De volta aos barulhos de setembro, Barroso espancou impiedosamente a verdade. As afrontas à democracia, garantiu, incluíram “o desfile de tanques de guerra na Praça dos Três Poderes, com claros propósitos intimidatórios, e a ordem para que caças da Força Aérea Brasileira sobrevoassem a mesma praça, com a finalidade de quebrar as vidraças do STF, em ameaça a seus integrantes.” Se nenhuma vidraça foi sequer arranhada, se ninguém viu caças voando a poucos metros do solo, se nem mesmo o PT ousou encampar o besteirol, em que se baseava o orador para formular uma acusação de tal magnitude? Na história que lhe contara Raul Jungmann, ex-deputado federal e ex-ministro da Defesa. Jungmann tem tanto acesso a informações de tal calibre quanto o caçula dos porteiros do Palácio do Planalto. Mas os limites estabelecidos por lei são invisíveis aos olhos do trio que juntou um dissimulado, um prepotente e um ególatra.

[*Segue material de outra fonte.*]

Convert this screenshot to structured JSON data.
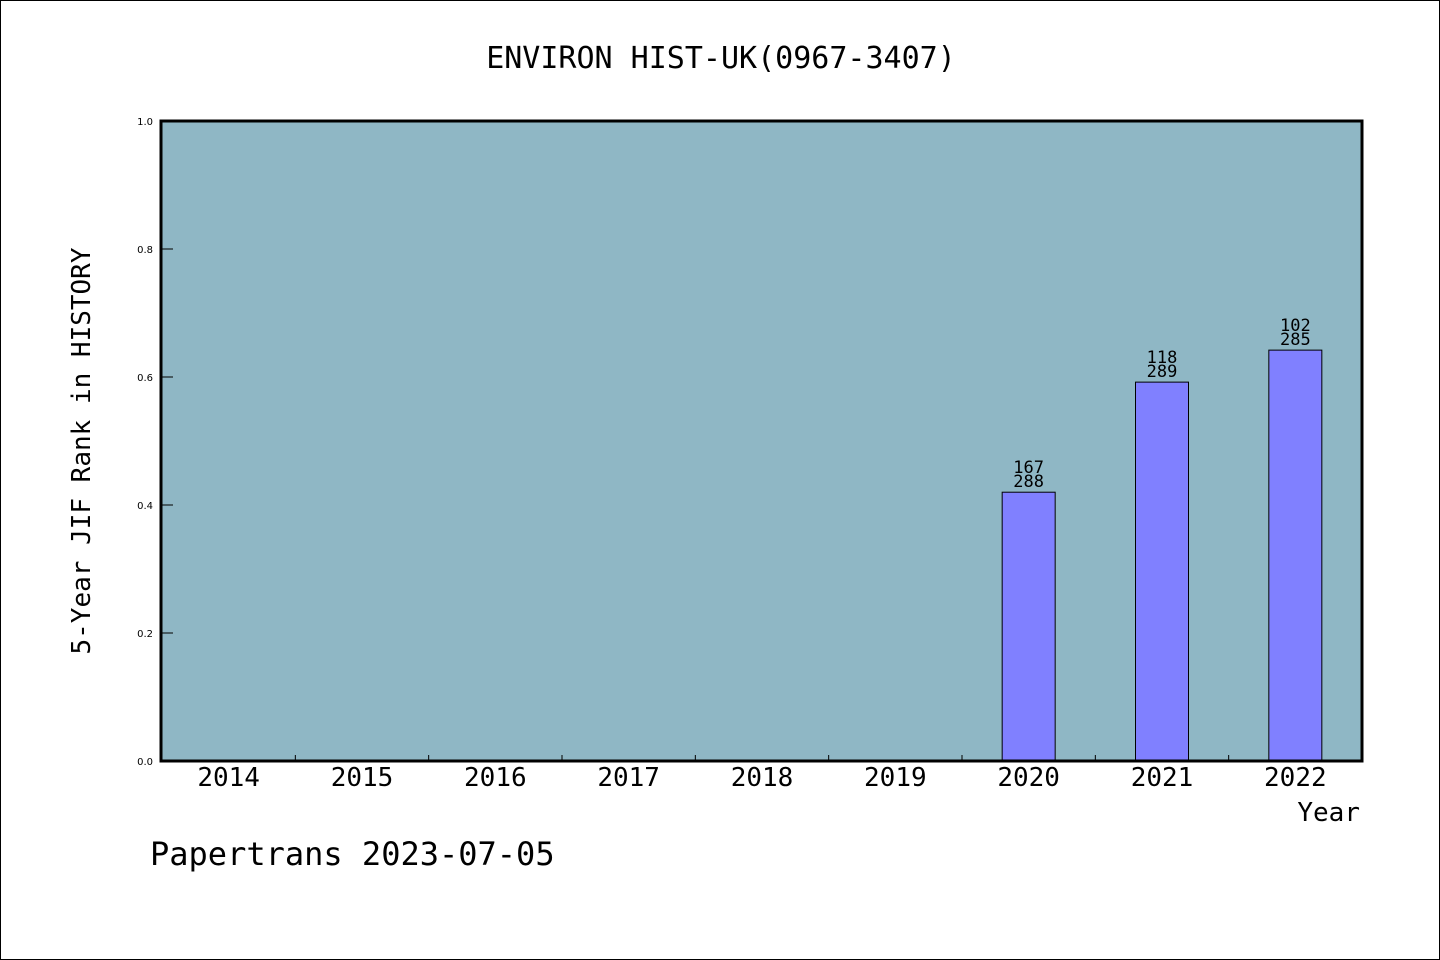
{
  "chart_data": {
    "type": "bar",
    "title": "ENVIRON HIST-UK(0967-3407)",
    "xlabel": "Year",
    "ylabel": "5-Year JIF Rank in HISTORY",
    "ylim": [
      0,
      1.0
    ],
    "yticks": [
      "0.0",
      "0.2",
      "0.4",
      "0.6",
      "0.8",
      "1.0"
    ],
    "categories": [
      "2014",
      "2015",
      "2016",
      "2017",
      "2018",
      "2019",
      "2020",
      "2021",
      "2022"
    ],
    "values": [
      null,
      null,
      null,
      null,
      null,
      null,
      0.42,
      0.592,
      0.642
    ],
    "bar_labels": [
      null,
      null,
      null,
      null,
      null,
      null,
      {
        "rank": "167",
        "total": "288"
      },
      {
        "rank": "118",
        "total": "289"
      },
      {
        "rank": "102",
        "total": "285"
      }
    ],
    "grid": false,
    "colors": {
      "plot_background": "#8fb7c5",
      "bar_fill": "#8080ff",
      "axis": "#000000"
    }
  },
  "footer": "Papertrans 2023-07-05"
}
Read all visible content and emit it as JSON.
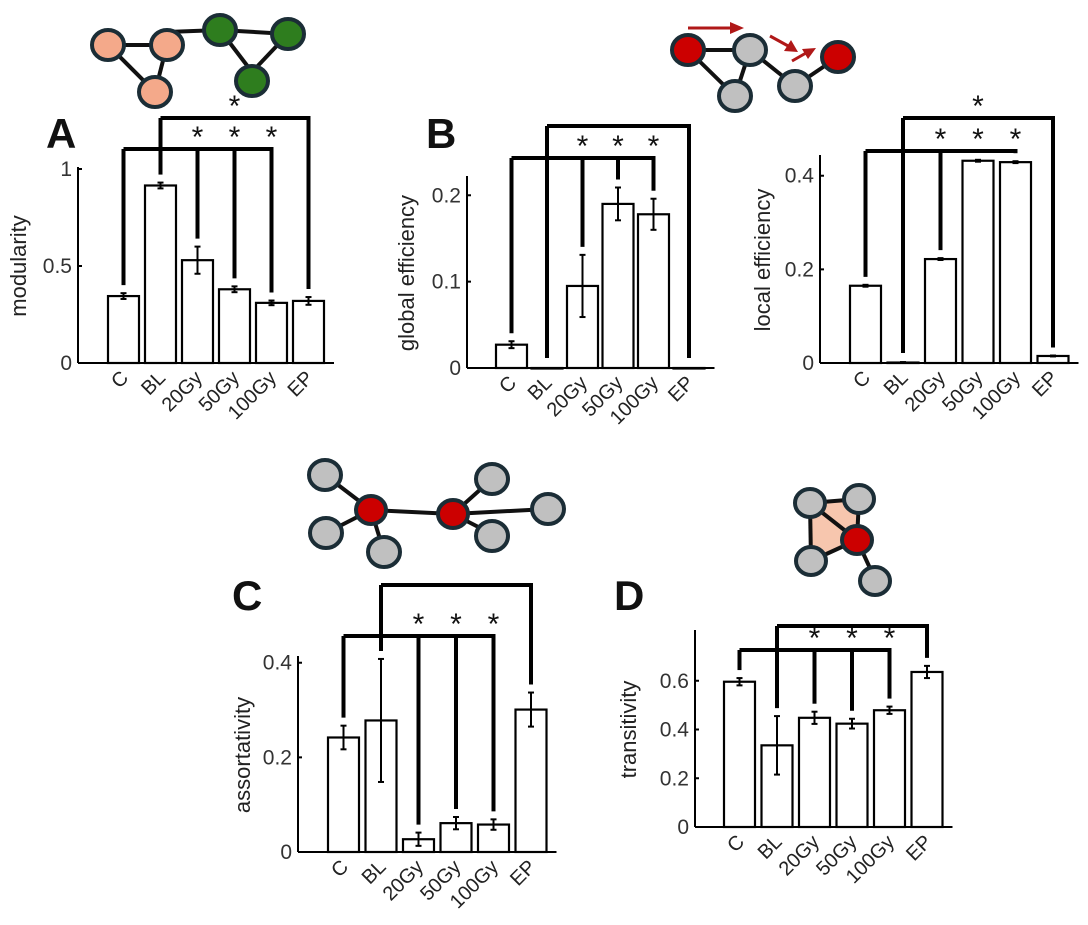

Para o jurista Dircêo Torrecilas Ramos, os três atropelaram a Lei que trata do impeachment de ministros do Supremo. O parágrafo 3º do artigo 39 veda a integrantes do STF a prática de atividade político-partidária e exige que sejam imparciais. O parágrafo 5º os obriga a desempenhar suas funções com honra, dignidade e decoro. “As mais recentes declarações demonstram que Barroso e Fachin interferem indiretamente no processo eleitoral ao manifestar-se contra o presidente que é candidato à reeleição”, diz Torrecilas. “Barroso também se refere com palavras ofensivas ao chefe de outro Poder”. Alexandre de Moraes pode ser enquadrado no artigo 9º: “Decretar medida de privação de liberdade em manifesta desconformidade com as hipóteses legais”. Moraes também violou o inciso I do artigo 1º da Lei de Abuso de Autoridade, que pune “condutas praticadas pelo agente com a finalidade de prejudicar outrem ou beneficiar a si mesmo ou a terceiro, ou, ainda, por mero capricho ou satisfação pessoal”. Leis não faltam. O que falta ao Senado, encarregado de julgar integrantes do STF, é altivez. Ou vergonha. Livres de vigilância, Barroso, Fachin e Moraes estarão à vontade para reinar no mundo das urnas.
Sobram semelhanças entre eles. Todos amam o som da própria voz. A cada ponto, ou a cada vírgula, têm de conter a ânsia de ovacionar o próprio falatório. Por se acharem oniscientes, onipresentes e onipotentes, veem na sua passagem pela Terra um favor que fazem ao restante dos humanos. Com a segurança de semideuses, deliberam sobre rigorosamente tudo — da demarcação de terras indígenas à metodologia de combate a pandemias, da premiação do verdadeiro vencedor do Campeonato Brasileiro de Futebol de 1987 ao destino de imóveis pertencentes à família real. Não é de espantar que a sorte das eleições seja confiada a uma trinca que chegou lá com um único voto — o do presidente da República —, enxerga no povo um bando de iletrados e nunca administrou sequer a escolha de um síndico. O tumulto tem boas chances de ser vitorioso.